Por unanimidade, a Sexta Turma do Superior Tribunal de Justiça (STJ) substituiu, nesta terça-feira (10), a prisão preventiva do ex-governador do Rio de Janeiro Luiz Fernando de Souza, o Pezão, por medidas cautelares alternativas previstas no Código de Processo Penal (CPP).
Pezão foi preso em 29 de novembro de 2018, durante a Operação Boca de Lobo, por decisão do ministro do STJ Felix Fischer. Após o STJ ter enviado o processo para a primeira instância, a prisão do ex-governador foi mantida pelo Tribunal Regional Federal da 2ª Região.
Segundo o Ministério Público Federal, Pezão manteve o funcionamento da organização criminosa chefiada pelo ex-governador Sérgio Cabral, dando prosseguimento à cobrança de 5% de propina nos grandes contratos firmados pelo governo estadual. O MP denunciou Pezão pelos crimes de corrupção ativa, corrupção passiva, lavagem de dinheiro e organização criminosa.

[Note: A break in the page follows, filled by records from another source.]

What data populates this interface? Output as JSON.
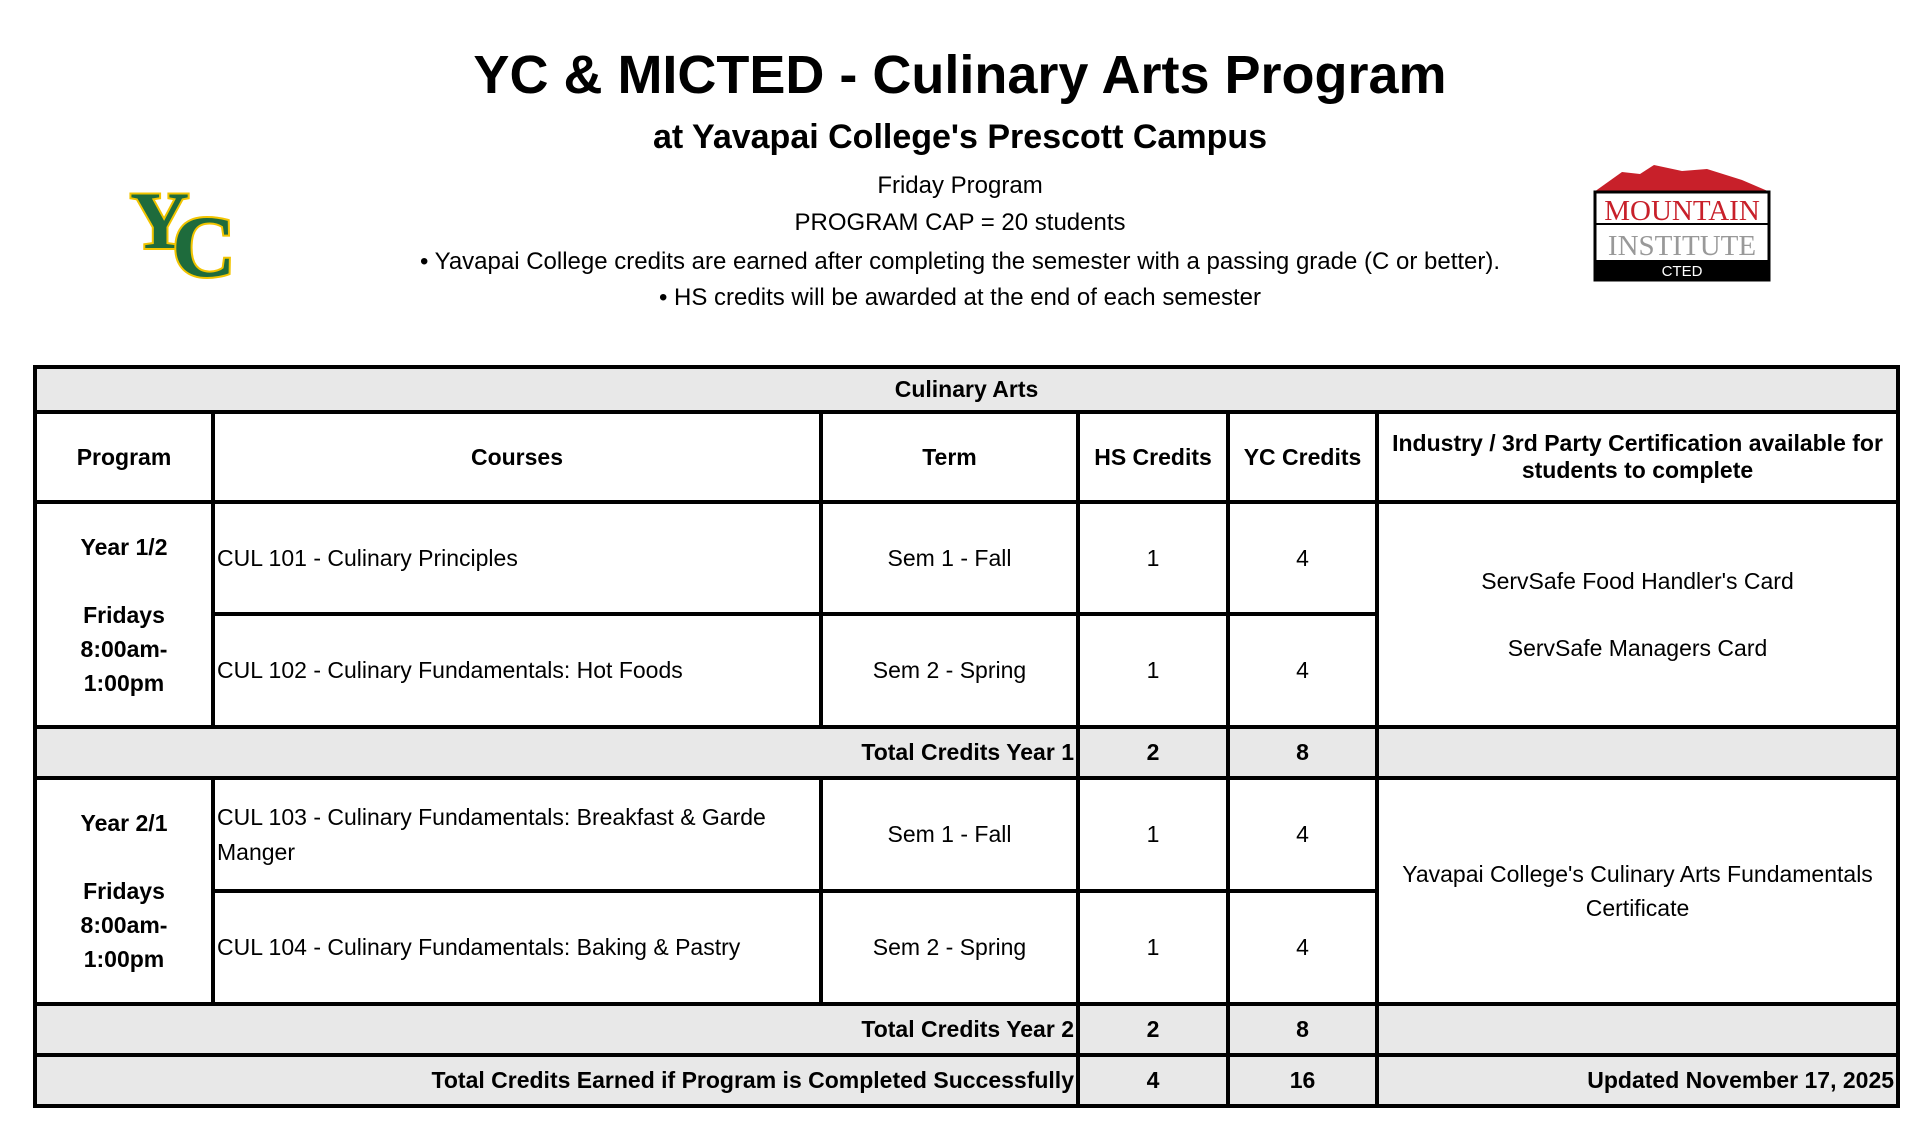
{
  "header": {
    "title": "YC & MICTED - Culinary Arts Program",
    "subtitle": "at Yavapai College's Prescott Campus",
    "lines": [
      "Friday Program",
      "PROGRAM CAP = 20 students",
      "• Yavapai College credits are earned after completing the semester with a passing grade (C or better).",
      "• HS credits will be awarded at the end of each semester"
    ]
  },
  "logos": {
    "left": "YC",
    "right": {
      "line1": "MOUNTAIN",
      "line2": "INSTITUTE",
      "line3": "CTED"
    }
  },
  "colors": {
    "yc_green": "#1e6b3c",
    "yc_gold": "#f2c400",
    "mountain_red": "#c8202a",
    "gray_fill": "#e8e8e8"
  },
  "table": {
    "section_title": "Culinary Arts",
    "columns": [
      "Program",
      "Courses",
      "Term",
      "HS Credits",
      "YC Credits",
      "Industry / 3rd Party Certification available for students to complete"
    ],
    "year1": {
      "program": [
        "Year 1/2",
        "Fridays",
        "8:00am-",
        "1:00pm"
      ],
      "rows": [
        {
          "course": "CUL 101 - Culinary Principles",
          "term": "Sem 1 - Fall",
          "hs": "1",
          "yc": "4"
        },
        {
          "course": "CUL 102 - Culinary Fundamentals: Hot Foods",
          "term": "Sem 2 - Spring",
          "hs": "1",
          "yc": "4"
        }
      ],
      "certs": [
        "ServSafe Food Handler's Card",
        "ServSafe Managers Card"
      ],
      "total_label": "Total Credits Year 1",
      "total_hs": "2",
      "total_yc": "8"
    },
    "year2": {
      "program": [
        "Year 2/1",
        "Fridays",
        "8:00am-",
        "1:00pm"
      ],
      "rows": [
        {
          "course": "CUL 103 - Culinary Fundamentals: Breakfast & Garde Manger",
          "term": "Sem 1 - Fall",
          "hs": "1",
          "yc": "4"
        },
        {
          "course": "CUL 104 - Culinary Fundamentals: Baking & Pastry",
          "term": "Sem 2 - Spring",
          "hs": "1",
          "yc": "4"
        }
      ],
      "certs": [
        "Yavapai College's Culinary Arts Fundamentals Certificate"
      ],
      "total_label": "Total Credits Year 2",
      "total_hs": "2",
      "total_yc": "8"
    },
    "grand": {
      "label": "Total Credits Earned if Program is Completed Successfully",
      "hs": "4",
      "yc": "16",
      "updated": "Updated November 17, 2025"
    }
  }
}
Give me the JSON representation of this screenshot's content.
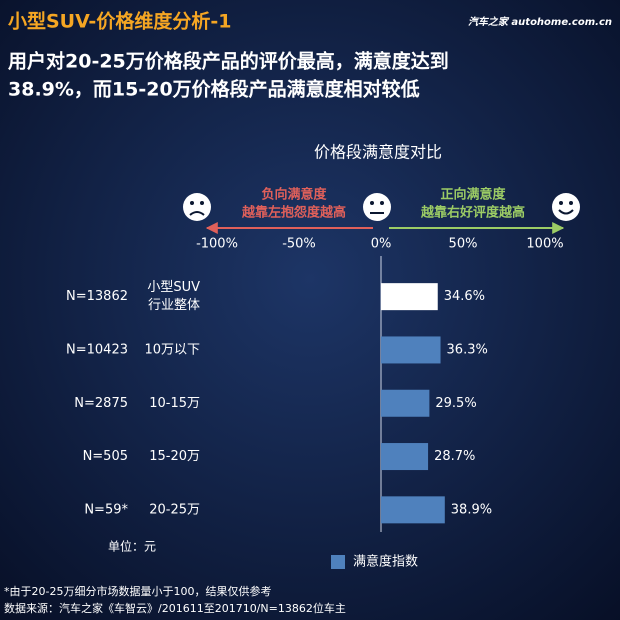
{
  "header": {
    "title": "小型SUV-价格维度分析-1",
    "watermark": "汽车之家 autohome.com.cn",
    "subtitle": [
      "用户对20-25万价格段产品的评价最高，满意度达到",
      "38.9%，而15-20万价格段产品满意度相对较低"
    ]
  },
  "chart_data": {
    "type": "bar",
    "orientation": "horizontal",
    "title": "价格段满意度对比",
    "negative_label": [
      "负向满意度",
      "越靠左抱怨度越高"
    ],
    "negative_color": "#e0605a",
    "positive_label": [
      "正向满意度",
      "越靠右好评度越高"
    ],
    "positive_color": "#9ccc65",
    "sample_labels": [
      "N=13862",
      "N=10423",
      "N=2875",
      "N=505",
      "N=59*"
    ],
    "categories": [
      [
        "小型SUV",
        "行业整体"
      ],
      "10万以下",
      "10-15万",
      "15-20万",
      "20-25万"
    ],
    "series": [
      {
        "name": "满意度指数",
        "color": "#4f81bd",
        "point_colors": [
          "#ffffff",
          "#4f81bd",
          "#4f81bd",
          "#4f81bd",
          "#4f81bd"
        ],
        "values": [
          34.6,
          36.3,
          29.5,
          28.7,
          38.9
        ],
        "value_labels": [
          "34.6%",
          "36.3%",
          "29.5%",
          "28.7%",
          "38.9%"
        ]
      }
    ],
    "xlim": [
      -100,
      100
    ],
    "xticks": [
      {
        "value": -100,
        "label": "-100%"
      },
      {
        "value": -50,
        "label": "-50%"
      },
      {
        "value": 0,
        "label": "0%"
      },
      {
        "value": 50,
        "label": "50%"
      },
      {
        "value": 100,
        "label": "100%"
      }
    ],
    "unit_note": "单位：元"
  },
  "footnotes": [
    "*由于20-25万细分市场数据量小于100，结果仅供参考",
    "数据来源：汽车之家《车智云》/201611至201710/N=13862位车主"
  ]
}
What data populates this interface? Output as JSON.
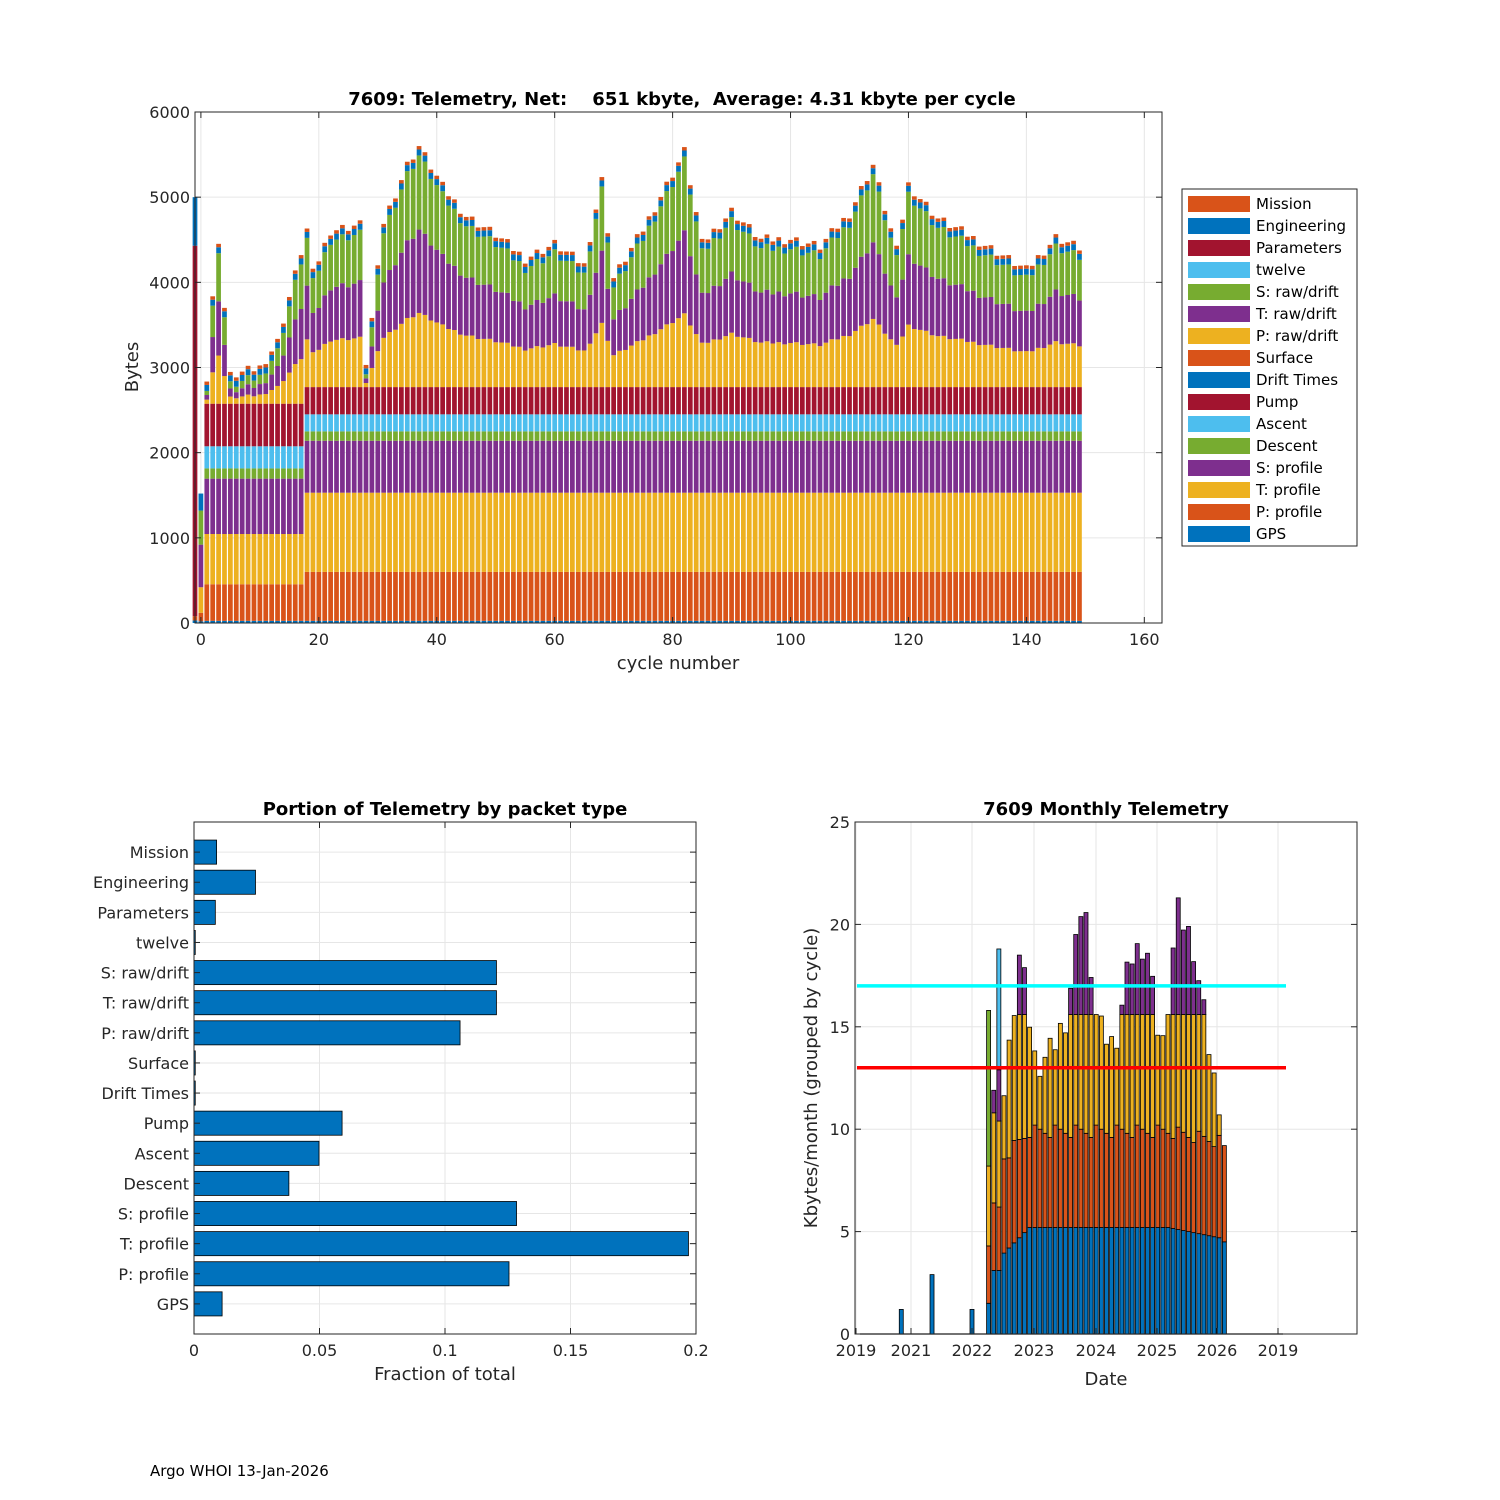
{
  "chart_data": [
    {
      "type": "bar",
      "stacked": true,
      "title": "7609: Telemetry, Net:    651 kbyte,  Average: 4.31 kbyte per cycle",
      "xlabel": "cycle number",
      "ylabel": "Bytes",
      "xlim": [
        -1,
        163
      ],
      "ylim": [
        0,
        6000
      ],
      "xticks": [
        "0",
        "20",
        "40",
        "60",
        "80",
        "100",
        "120",
        "140",
        "160"
      ],
      "yticks": [
        "0",
        "1000",
        "2000",
        "3000",
        "4000",
        "5000",
        "6000"
      ],
      "grid": true,
      "legend_position": "outside-right",
      "legend": [
        {
          "name": "Mission",
          "color": "#D95319"
        },
        {
          "name": "Engineering",
          "color": "#0072BD"
        },
        {
          "name": "Parameters",
          "color": "#A2142F"
        },
        {
          "name": "twelve",
          "color": "#4DBEEE"
        },
        {
          "name": "S: raw/drift",
          "color": "#77AC30"
        },
        {
          "name": "T: raw/drift",
          "color": "#7E2F8E"
        },
        {
          "name": "P: raw/drift",
          "color": "#EDB120"
        },
        {
          "name": "Surface",
          "color": "#D95319"
        },
        {
          "name": "Drift Times",
          "color": "#0072BD"
        },
        {
          "name": "Pump",
          "color": "#A2142F"
        },
        {
          "name": "Ascent",
          "color": "#4DBEEE"
        },
        {
          "name": "Descent",
          "color": "#77AC30"
        },
        {
          "name": "S: profile",
          "color": "#7E2F8E"
        },
        {
          "name": "T: profile",
          "color": "#EDB120"
        },
        {
          "name": "P: profile",
          "color": "#D95319"
        },
        {
          "name": "GPS",
          "color": "#0072BD"
        }
      ],
      "totals_sampled": {
        "cycles": [
          -1,
          0,
          1,
          2,
          3,
          5,
          10,
          13,
          18,
          19,
          22,
          27,
          28,
          31,
          35,
          37,
          41,
          45,
          50,
          55,
          60,
          65,
          68,
          70,
          75,
          82,
          85,
          90,
          95,
          100,
          105,
          110,
          114,
          118,
          120,
          125,
          130,
          135,
          140,
          145,
          149
        ],
        "values": [
          5000,
          1520,
          2600,
          3800,
          4500,
          2900,
          3000,
          3300,
          4620,
          4100,
          4610,
          4680,
          3000,
          4710,
          5380,
          5600,
          5120,
          4780,
          4560,
          4280,
          4450,
          4200,
          5200,
          4050,
          4620,
          5540,
          4450,
          4840,
          4500,
          4510,
          4420,
          4810,
          5380,
          4370,
          5150,
          4750,
          4560,
          4360,
          4140,
          4530,
          4410
        ]
      }
    },
    {
      "type": "bar",
      "orientation": "horizontal",
      "title": "Portion of Telemetry by packet type",
      "xlabel": "Fraction of total",
      "ylabel": "",
      "xlim": [
        0,
        0.2
      ],
      "xticks": [
        "0",
        "0.05",
        "0.1",
        "0.15",
        "0.2"
      ],
      "grid": true,
      "categories": [
        "Mission",
        "Engineering",
        "Parameters",
        "twelve",
        "S: raw/drift",
        "T: raw/drift",
        "P: raw/drift",
        "Surface",
        "Drift Times",
        "Pump",
        "Ascent",
        "Descent",
        "S: profile",
        "T: profile",
        "P: profile",
        "GPS"
      ],
      "values": [
        0.009,
        0.0245,
        0.0085,
        0.0005,
        0.1205,
        0.1205,
        0.106,
        0.0005,
        0.0005,
        0.059,
        0.0498,
        0.0378,
        0.1285,
        0.197,
        0.1255,
        0.0112
      ],
      "color": "#0072BD"
    },
    {
      "type": "bar",
      "stacked": true,
      "title": "7609 Monthly Telemetry",
      "xlabel": "Date",
      "ylabel": "Kbytes/month (grouped by cycle)",
      "ylim": [
        0,
        25
      ],
      "yticks": [
        "0",
        "5",
        "10",
        "15",
        "20",
        "25"
      ],
      "xticks": [
        "2019",
        "2021",
        "2022",
        "2023",
        "2024",
        "2025",
        "2026",
        "2019"
      ],
      "grid": true,
      "reference_lines": [
        {
          "value": 17,
          "color": "#00FFFF"
        },
        {
          "value": 13,
          "color": "#FF0000"
        }
      ],
      "early_bars": [
        {
          "date": 2020.85,
          "value": 1.2
        },
        {
          "date": 2021.35,
          "value": 2.9
        },
        {
          "date": 2022.0,
          "value": 1.2
        }
      ],
      "monthly_totals_sample": [
        15.8,
        11.9,
        18.8,
        13.1,
        13.8,
        15.6,
        21.5,
        15.0,
        14.0,
        18.3,
        19.2,
        13.6,
        20.7,
        19.1,
        14.1,
        9.2
      ]
    }
  ],
  "footer": "Argo WHOI 13-Jan-2026"
}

No recurso em habeas corpus interposto no STJ, a defesa disse que a prisão é ilegal, pois se baseia em uma "fantasiosa narrativa" contada por um delator, sem a existência de fatos concretos que comprovem o cometimento de crimes.
Medidas cautelares
Ao dar provimento ao recurso da defesa, a Sexta Turma estabeleceu as seguintes medidas cautelares:
1- Compromisso de comparecimento em juízo, para todos os atos designados pela autoridade competente;
2- Monitoramento eletrônico;
3- Proibição de se aproximar e de manter contato pessoal, telefônico ou por meio eletrônico ou virtual com os outros réus ou pessoas acusadas de pertencer à mesma organização criminosa;
4- Proibição de ocupar cargos ou funções públicas no estado ou no município do Rio de Janeiro, enquanto durar o processo;
5- Proibição de se ausentar do estado do Rio de Janeiro sem autorização judicial;
6- Comunicação imediata ao juiz da causa sobre qualquer operação bancária superior a R$ 10 mil; e
7- Recolhimento domiciliar noturno (das 20h às 6h).
Punição antecipada
Para o ministro Rogerio Schietti Cruz, relator do recurso, o decreto de prisão preventiva não apresenta vício de fundamentação, pois demonstrou por diversos meios não somente os pressupostos necessários para a medida, mas também o alto nível de sofisticação e audácia da organização criminosa.
Entretanto, destacou o ministro, apesar de os fatos sob apuração serem significativos, a prisão preventiva não pode ser utilizada como punição antecipada.
"A população em geral não entende o porquê de alguém haver sido solto durante o processo (ou antes dele), sobretudo nos casos em que não parece haver dúvidas de que ele praticou o crime sob apuração", comentou Schietti.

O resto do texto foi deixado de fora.